Resume Help · Primly Community

does a two-page resume actually hurt you or is that a myth

hardware_hugo · 4 replies

I've been in hardware/embedded for 10 years. My resume is two pages. It has been two pages for three years. Every job I've applied for in the past 18 months, I've gotten at least a phone screen.

So I'm going to push back a little on the one-page orthodoxy.

The one-page rule came from a world where resumes were printed and handed to a person. We don't live in that world anymore. Recruiters are scrolling on a screen or reviewing in an ATS. Two pages is not physically inconvenient.

That said, the rule exists for a reason. The actual failure mode isn't 'two pages' it's 'two pages of unfocused filler that wastes the reader's time.' That's the thing to avoid. The question isn't page count, it's whether every line is earning its space.

For me at 10 YOE, compressing everything onto one page would mean either cutting three legitimately relevant projects or making the font so small it's unreadable. Neither helps anyone.

Where I do think one page matters: under 5 YOE, if you don't have enough to fill two pages with strong content, the second page signals you're padding. That's the actual signal to avoid. Not the page count.

For senior folks (7+ years): two pages is not only fine, it's often appropriate. The risk is the opposite: being so compressed that you look thin.
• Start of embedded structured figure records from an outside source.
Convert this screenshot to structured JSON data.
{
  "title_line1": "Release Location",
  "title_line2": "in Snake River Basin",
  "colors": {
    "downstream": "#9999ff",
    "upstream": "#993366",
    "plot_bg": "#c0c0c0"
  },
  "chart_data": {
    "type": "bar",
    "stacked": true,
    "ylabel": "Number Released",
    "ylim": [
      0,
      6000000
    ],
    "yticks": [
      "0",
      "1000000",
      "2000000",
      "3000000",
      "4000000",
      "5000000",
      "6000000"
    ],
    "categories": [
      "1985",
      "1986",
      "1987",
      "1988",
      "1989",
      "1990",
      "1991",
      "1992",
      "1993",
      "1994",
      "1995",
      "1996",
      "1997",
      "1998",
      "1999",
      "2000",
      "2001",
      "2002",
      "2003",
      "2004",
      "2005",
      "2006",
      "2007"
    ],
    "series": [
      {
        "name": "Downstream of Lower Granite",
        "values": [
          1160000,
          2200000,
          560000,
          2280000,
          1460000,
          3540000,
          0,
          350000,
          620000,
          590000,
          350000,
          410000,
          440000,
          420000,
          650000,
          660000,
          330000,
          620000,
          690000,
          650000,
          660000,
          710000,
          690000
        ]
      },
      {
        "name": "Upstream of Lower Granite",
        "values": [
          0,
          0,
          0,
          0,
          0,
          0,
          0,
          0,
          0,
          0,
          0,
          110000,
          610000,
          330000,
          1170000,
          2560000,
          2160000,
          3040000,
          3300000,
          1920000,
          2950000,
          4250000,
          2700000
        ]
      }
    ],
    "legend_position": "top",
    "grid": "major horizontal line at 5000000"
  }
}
Try printing both versions and reading them cold. One of them will feel right. That's your answer.

4 replies

content_cole

15+ years hiring and I've never rejected anyone because their resume was two pages. I've rejected plenty of one-page resumes. Page count is not the signal. Clarity and relevance are.

jordan_pm

The 'every line earning its space' test is the right frame. I cut my resume from 2.1 pages to 1.8 pages by asking that question. Nobody noticed or cared about the page count. A few interviewers mentioned specific bullets. That's where the ROI is.

sre_sol

okay but what if a job posting explicitly says 'one-page resume required'. do i follow that?

hardware_hugo

Yes, always follow explicit instructions. If they say one page, send one page. This whole thread is about the cases where no rule is stated and people stress unnecessarily.